歴史資料保護課のSさんの話

時の政府のとある部署の実話系怪談

 当時、Sさんは歴史資料保護課に所属していた。古今東西の歴史資料が所狭しと並ぶ事務室はもはやただの倉庫であったと、Sさんはなんとも言えない顔で語った。政府が開設する戦場コールセンターには審神者や現地の刀剣から「存在の感知はどの辺りまでは許容範囲なのか」「遠征先でヘマをしてしまったが、どう隠蔽するのがベストか」とひっきりなしに通信が入り、ほとんど流れ作業的に歴史資料保護課に照会が流れ込む。それこそ二十四時間営業と言っても過言ではない職場であったが、シフト制であったのでなんとか乗りきれていたと言う。
 必然、夜中の勤務になることも多い。大体は三人体制だったが、稀に一人で夜勤に当たる日もある。例えば連隊戦の頃などは、ほとんどの本丸が連隊戦場に通いつめるためコールセンターの出番がない。必定、歴史資料保護課も手が空き、時期が時期だけに、最低限だけの人手を置いて有休消化に走るのだ。

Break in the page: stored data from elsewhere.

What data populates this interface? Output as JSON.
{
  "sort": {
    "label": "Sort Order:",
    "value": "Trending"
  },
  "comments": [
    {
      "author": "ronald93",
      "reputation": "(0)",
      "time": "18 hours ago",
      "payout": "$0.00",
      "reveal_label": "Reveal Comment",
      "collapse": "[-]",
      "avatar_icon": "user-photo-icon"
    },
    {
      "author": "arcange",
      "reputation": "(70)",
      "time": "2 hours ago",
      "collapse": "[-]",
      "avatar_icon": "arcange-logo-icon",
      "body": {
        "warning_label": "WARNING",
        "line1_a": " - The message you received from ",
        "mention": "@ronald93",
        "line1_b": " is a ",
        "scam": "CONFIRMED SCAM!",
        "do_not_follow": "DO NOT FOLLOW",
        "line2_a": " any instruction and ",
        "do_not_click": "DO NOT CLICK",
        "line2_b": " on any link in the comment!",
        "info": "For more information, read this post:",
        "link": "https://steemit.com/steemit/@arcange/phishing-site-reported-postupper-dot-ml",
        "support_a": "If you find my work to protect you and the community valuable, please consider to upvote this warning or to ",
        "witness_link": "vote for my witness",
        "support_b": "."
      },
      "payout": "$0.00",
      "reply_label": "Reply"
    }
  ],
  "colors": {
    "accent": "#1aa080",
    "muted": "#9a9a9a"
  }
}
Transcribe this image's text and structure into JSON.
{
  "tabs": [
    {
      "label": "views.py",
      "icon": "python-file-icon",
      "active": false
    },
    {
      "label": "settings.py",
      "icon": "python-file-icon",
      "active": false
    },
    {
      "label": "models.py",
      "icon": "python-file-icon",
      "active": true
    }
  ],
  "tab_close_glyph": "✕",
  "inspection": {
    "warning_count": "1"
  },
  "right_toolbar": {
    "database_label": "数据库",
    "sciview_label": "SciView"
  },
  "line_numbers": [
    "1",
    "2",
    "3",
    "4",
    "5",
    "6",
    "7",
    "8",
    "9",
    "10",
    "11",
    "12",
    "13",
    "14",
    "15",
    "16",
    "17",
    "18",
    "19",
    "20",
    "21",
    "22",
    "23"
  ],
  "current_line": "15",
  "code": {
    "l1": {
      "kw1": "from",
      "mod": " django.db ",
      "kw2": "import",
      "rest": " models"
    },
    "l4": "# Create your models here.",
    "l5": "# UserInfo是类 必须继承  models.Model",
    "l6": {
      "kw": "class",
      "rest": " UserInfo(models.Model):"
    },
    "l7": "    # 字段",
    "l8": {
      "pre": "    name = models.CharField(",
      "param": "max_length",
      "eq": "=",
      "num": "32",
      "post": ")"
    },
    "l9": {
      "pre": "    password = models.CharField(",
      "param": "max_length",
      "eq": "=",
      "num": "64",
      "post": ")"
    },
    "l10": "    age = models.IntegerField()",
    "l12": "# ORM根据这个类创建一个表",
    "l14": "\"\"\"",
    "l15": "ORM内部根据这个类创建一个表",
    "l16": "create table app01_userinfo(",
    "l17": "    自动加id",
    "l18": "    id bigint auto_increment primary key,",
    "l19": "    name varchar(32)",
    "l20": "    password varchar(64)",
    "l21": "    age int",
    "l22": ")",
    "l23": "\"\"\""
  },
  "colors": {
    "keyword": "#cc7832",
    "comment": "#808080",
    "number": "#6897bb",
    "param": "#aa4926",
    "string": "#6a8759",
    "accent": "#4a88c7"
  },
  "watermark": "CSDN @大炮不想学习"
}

 その日、Sさんは、やはり一人で夜勤に当たっていた。散乱したファイルを元の場所に戻すべく緩慢に部屋の中を彷徨いていたSさんは、何かの気配を感じたと言う。さわさわとかすかながらも、無数にある物陰から視線や吐息がする、気がしたという。初めは虫かと思ったそうだ。なんせ紙が山とある。茶色いアレに留まらず、23世紀の現代人のほとんどがお目にかかったことはなかろう紙魚だって見たこともある。これは課長が出勤してきたら殺虫剤を提案しなくては。

 あれは確かに午前二時ちょうどだったとSさんはキッパリと断じた。通信機がけたたましく鳴り出した。3機置いてある、その全てが。手近にあるものをとれば、爆発的にけたたましい笑い声が響いた。反射的に通信を切れば、間髪をおかずにまた着信音が鳴る。別の通信機を取ると、今度は女の号泣が聞こえた。

 さらに別のは男の怒号。
 取る。子どもの哄笑。
 取る。犬が吠え哮る。
 取る。老婆の読経。
 取る。男の含み笑い。
 取れども取れどもまともに繋がらない。止まらぬ着信コールと怪音に、Sさんはついに爆発した。
「ノウマク サンマンダ バザラダン カン!!!!」
 山登りが趣味であったSさんは、とある山伏国広と個人的に付き合いがあった。共に山に登った際に何となく真言教わっていた、それを力いっぱい叫んだのだ。
 ピタリと、コールが止まった。

 数十秒の沈黙の後、1機だけが鳴り出した。
Sさんが通信を繋げると、それは正しくコールセンターからの入電であった。
「全然繋がらないし、どうしたんですか!?」
 コールセンターの担当者は泣きそうな声で叫んだという。まだ立ち上げて間もないとある本丸が、出陣先で想定外のトラブルに巻き込まれたのだ。
 Sさんはどこかでホッとしながらも、テキパキと必要な資料を探し出し、解決策を提示した。無事に事態は収まり、お互いに労いあって通信は切れた。脱力し、その場にへたり込んでしまったSさんの後ろで、舌打ちが聞こえた。
「残念」
 その後、Sさんが夜明けまで部屋を探っても、誰がいた痕跡も見つけられなかったそうだ。